China and Latin America: Infrastructure Investments, Sustainability Concerns and the US Variable

06
Dec

We have covered the trade relationships between China and various entities here on ChinaFund.com extensively, but Latin America has been for the most part ignored (other than the fact that Brazil was put under the microscope through our BRICS article). Through this article, it’s time to put an end to that and tackle one of China’s most complex goals: gaining influence in Latin America in a sustainable manner.

It is vital to point out that the People’s Republic of China, over the course of let’s say its first 50 years of existence… well, didn’t exactly care about Latin America and Latin America was just fine with that status quo, as Latin American nations didn’t make a priority out of establishing close ties with the distant (in terms of geographical position, culture, language, economic system in many cases and the list could go on and on) China.

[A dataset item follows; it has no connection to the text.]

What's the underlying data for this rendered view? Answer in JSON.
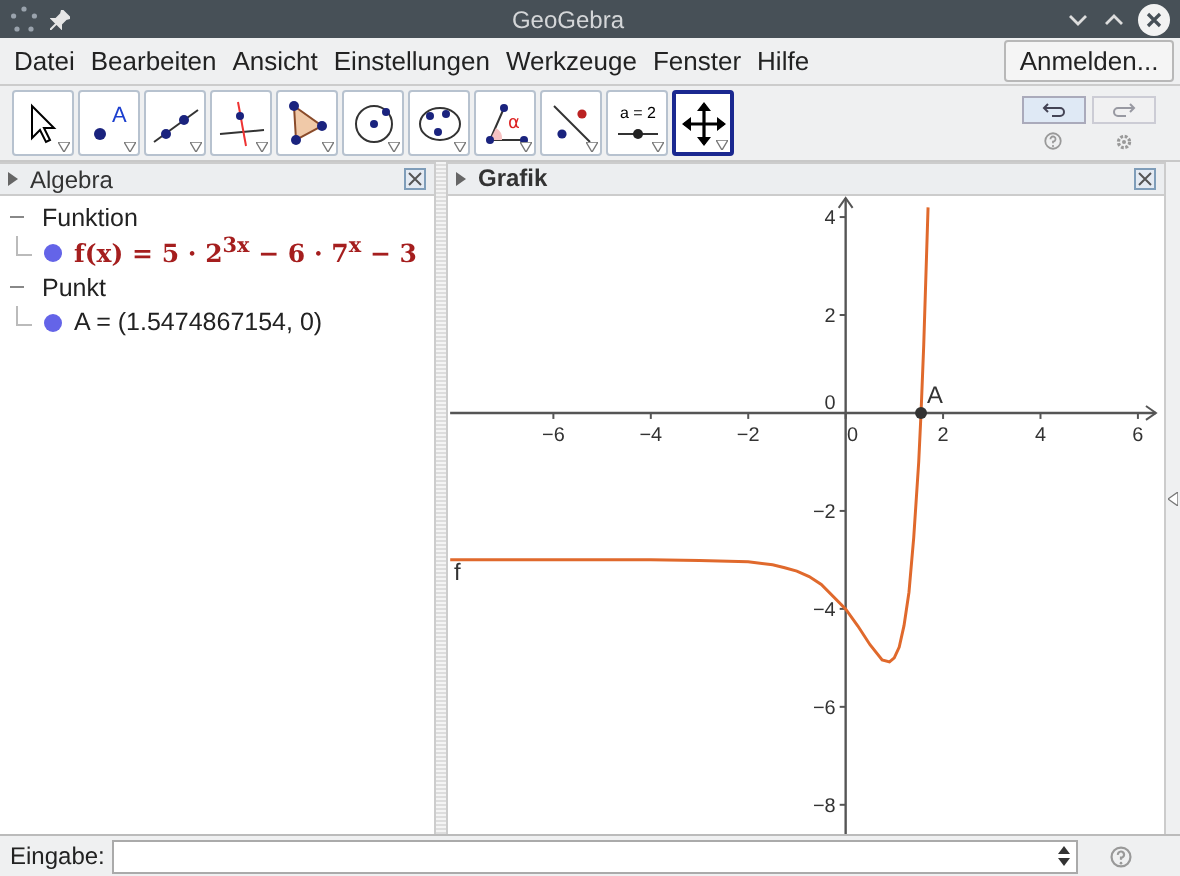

A close economic and especially political friendship with China was relatively hard to fathom for most Latin American countries, especially in light of the fact that the United States considered being influential in Latin America a matter of national security (Monroe Doctrine). Yes, communist Cuba did indeed recognize the People’s Republic of China (rather than the Republic of China, Taiwan) as “China” in the sixties but that was pretty much it, with other Latin American nations only doing so after Richard Nixon’s 1972 Beijing visit (Mexico and Argentina in 1972, Brazil two years later, Bolivia 13 years later and so on).

Later on, yes, Deng Xiaoping’s China was far more open to international cooperation than Mao Zedong’s China but the pieces of the puzzle were not quite yet in place and the same principle is valid when it comes to Jiang Zemin’s China. It was only under the rule of Hu Jintao, at the beginning of the 21st century, when it became abundantly clear that closer ties between Latin America and China make perfect sense.

More specifically, an increasingly powerful and resource/commodity-hungry China became more and more interested in what Latin America had to offer. The result was an impressive trade increase of over 1,000% in less than ten years, which led to China dethroning the United States as the number one trading partner of Latin America in 2010.

The future seemed nothing if not promising, with China manifesting interest in all sorts of projects, such as including Latin American countries in its Belt and Road Initiative (BRI) vision, providing financing for all sorts of Latin American investments (especially, of course, infrastructure-related ones) and even establishing a media presence in Latin America. And, indeed, much has been done, with quite a few Latin American countries signing Belt and Road Initiative-related agreements but unfortunately, things tend to be trickier in the real world than on paper, in our case for two main reasons:

  1. The fact that China was more or less forced to tackle its own set of problems, whether we are referring to debt levels, the 2015-2016 stock market crash correlated with a generalized under-performance of this sector compared to the West and so on. As a result, many (overly-)ambitious Latin America-related projects were either put on hold or canceled altogether, for example the Nicaragua Canal
  2. The fact that the United States is anything but thrilled about the influence China has gained in the region and is using a wide range of tools to essentially make many of its trading partners decide between the two entities. The growing trade-related tensions between China and the United States which have been covered extensively through other articles only make matters worse, with the prevailing narrative in Washington revolving around the fact that many entities have been enjoying a multi-decade “free ride” in terms of their relationship with the United States and that needs to change

As can be seen, challenges abound.

Still, one cannot help but observe that the pros associated with maintaining and nurturing close relationships with China tend to outweigh the cons.

From the perspective of Latin American countries, the situation is relatively straightforward: on the one hand, you have the United States which is making more and more demands but is hardly interested in putting its foot on the pedal and making much-needed investments in Latin America, especially “tangible” infrastructure-related ones. On the contrary, the US seems to be in a mood to “collect” more so than buy its way to a higher degree of geopolitical influence.

On the other hand, we have China, which in many respects can be considered the polar opposite in this equation. Instead of more or less belligerent rhetoric, China prefers pragmatism and is no stranger to precisely the practice of buying its way to geopolitical influence, with Latin America having absolutely nothing against this. Yes, it has to deal with endogenous issues but on the other hand, a case can be made that they are nothing more than temporary road blocks on the path to sustainable long-term development.

Is the political tide in Latin America sometimes against China, whether we are referring to US-related reasons or the frequently anti-China rhetoric of politicians such as Brazil’s president? Yes.

Is China in a position to keep reaching for its proverbial wallet indefinitely and continuously throwing money at Latin America? No, “pragmatism” is once again the operative word.

Are there Chinese modus operandi concerns, for example related to pollution (such as the destruction of ecosystems to facilitate soy exports to China)? Indeed, there are.

The bottom line is this: China cannot be considered the “perfect” trading partner for Latin America but in the world of geopolitics, few players genuinely seek perfection. Instead, the name of the game is opting for an approach which is simply better than the alternatives (even if not perfect) and with that in mind, the position of China is nothing if not robust.